Development of a Scheme and Tools to Construct a Standard Moth Brain for Neural Network Simulations

1School of Human Science and Environment, University of Hyogo, 1-1-12 Shinzaike-Honcho, Himeji, Hyogo 670-0092, Japan
2Research Center for Advanced Science and Technology, The University of Tokyo, Tokyo 153-8904, Japan
3College of Information Science and Engineering, Ritsumeikan University, Kusatsu, Shiga 525-8577, Japan

Received 27 April 2012; Revised 5 July 2012; Accepted 10 July 2012

Academic Editor: Shinichi Tamura

Copyright © 2012 Hidetoshi Ikeno et al. This is an open access article distributed under the Creative Commons Attribution License, which permits unrestricted use, distribution, and reproduction in any medium, provided the original work is properly cited.

Abstract

Understanding the neural mechanisms for sensing environmental information and controlling behavior in natural environments is a principal aim in neuroscience.
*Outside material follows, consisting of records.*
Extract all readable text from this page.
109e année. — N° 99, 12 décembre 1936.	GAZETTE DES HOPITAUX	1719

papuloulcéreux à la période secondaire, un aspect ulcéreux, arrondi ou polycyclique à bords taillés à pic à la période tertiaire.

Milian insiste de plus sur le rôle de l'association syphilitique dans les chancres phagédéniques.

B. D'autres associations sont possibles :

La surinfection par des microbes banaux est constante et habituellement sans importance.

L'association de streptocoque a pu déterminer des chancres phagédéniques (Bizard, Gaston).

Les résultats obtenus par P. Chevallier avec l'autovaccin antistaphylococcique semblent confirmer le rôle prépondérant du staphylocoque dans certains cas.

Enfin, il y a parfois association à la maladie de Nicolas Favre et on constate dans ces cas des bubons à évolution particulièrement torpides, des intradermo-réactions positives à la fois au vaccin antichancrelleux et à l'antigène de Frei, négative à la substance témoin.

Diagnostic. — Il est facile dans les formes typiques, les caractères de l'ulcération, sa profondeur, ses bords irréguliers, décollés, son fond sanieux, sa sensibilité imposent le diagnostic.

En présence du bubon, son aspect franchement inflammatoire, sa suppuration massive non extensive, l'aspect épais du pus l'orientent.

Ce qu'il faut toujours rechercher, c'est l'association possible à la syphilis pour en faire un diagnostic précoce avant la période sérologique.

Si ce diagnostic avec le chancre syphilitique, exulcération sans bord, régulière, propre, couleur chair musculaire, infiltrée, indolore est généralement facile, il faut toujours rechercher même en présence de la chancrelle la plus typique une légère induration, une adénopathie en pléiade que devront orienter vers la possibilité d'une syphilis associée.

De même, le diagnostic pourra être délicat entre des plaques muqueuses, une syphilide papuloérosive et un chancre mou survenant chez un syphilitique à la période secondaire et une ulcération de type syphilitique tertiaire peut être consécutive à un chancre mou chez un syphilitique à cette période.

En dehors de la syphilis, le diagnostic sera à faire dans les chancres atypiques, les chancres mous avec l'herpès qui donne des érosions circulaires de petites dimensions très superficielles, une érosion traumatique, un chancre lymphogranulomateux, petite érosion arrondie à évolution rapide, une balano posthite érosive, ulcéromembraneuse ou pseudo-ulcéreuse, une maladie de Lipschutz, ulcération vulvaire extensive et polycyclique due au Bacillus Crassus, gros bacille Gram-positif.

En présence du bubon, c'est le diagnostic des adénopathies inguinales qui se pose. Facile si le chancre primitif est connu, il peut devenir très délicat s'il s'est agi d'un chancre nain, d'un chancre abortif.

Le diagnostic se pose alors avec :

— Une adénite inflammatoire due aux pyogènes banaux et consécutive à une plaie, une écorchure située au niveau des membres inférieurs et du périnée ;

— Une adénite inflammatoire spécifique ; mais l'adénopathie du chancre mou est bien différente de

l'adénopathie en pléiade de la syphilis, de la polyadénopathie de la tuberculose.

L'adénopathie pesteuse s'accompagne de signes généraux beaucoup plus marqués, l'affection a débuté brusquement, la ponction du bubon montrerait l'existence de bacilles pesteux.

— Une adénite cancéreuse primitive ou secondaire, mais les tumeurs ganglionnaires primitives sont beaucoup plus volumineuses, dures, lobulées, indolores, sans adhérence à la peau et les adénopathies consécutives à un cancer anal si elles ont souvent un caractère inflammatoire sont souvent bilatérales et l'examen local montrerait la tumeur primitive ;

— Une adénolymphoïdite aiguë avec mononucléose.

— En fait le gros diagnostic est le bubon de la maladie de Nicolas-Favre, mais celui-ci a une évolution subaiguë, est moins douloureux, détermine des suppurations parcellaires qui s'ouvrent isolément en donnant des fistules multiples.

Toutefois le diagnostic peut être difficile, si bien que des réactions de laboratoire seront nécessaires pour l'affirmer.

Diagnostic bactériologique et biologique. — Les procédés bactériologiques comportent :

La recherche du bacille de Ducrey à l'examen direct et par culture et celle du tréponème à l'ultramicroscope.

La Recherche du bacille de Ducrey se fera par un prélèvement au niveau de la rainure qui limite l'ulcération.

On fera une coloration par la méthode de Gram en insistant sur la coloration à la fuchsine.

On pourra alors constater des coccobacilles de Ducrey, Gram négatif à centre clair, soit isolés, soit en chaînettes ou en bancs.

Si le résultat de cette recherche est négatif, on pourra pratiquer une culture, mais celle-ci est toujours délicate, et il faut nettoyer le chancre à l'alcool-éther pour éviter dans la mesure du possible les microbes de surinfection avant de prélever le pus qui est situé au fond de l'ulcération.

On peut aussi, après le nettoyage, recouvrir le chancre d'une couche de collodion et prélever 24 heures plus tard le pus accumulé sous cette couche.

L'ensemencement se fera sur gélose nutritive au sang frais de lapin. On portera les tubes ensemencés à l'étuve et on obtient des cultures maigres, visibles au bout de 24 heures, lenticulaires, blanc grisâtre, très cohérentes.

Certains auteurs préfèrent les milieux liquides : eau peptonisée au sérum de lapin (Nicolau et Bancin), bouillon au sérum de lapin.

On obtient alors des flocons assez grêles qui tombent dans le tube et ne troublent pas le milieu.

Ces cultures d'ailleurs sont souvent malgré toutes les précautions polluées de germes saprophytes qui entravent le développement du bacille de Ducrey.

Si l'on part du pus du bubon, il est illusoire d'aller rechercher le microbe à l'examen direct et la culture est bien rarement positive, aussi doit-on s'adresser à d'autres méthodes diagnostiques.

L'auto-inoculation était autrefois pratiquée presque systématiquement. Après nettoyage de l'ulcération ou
One approach towards this goal is rebuilding neural systems by simulation. Despite their relatively simple brains compared with those of mammals, insects are capable of processing various sensory signals and generating adaptive behavior. Nevertheless, our global understanding at network system level is limited by experimental constraints. Simulations are very effective for investigating neural mechanisms when integrating both experimental data and hypotheses. However, it is still very difficult to construct a computational model at the whole brain level owing to the enormous number and complexity of the neurons. We focus on a unique behavior of the silkmoth to investigate neural mechanisms of sensory processing and behavioral control. Standard brains are used to consolidate experimental results and generate new insights through integration. In this study, we constructed a silkmoth standard brain and brain image, in which we registered segmented neuropil regions and neurons. Our original software tools for segmentation of neurons from confocal images, KNEWRiTE, and the registration module for segmented data, NeuroRegister, are shown to be very effective in neuronal registration for computational neuroscience studies.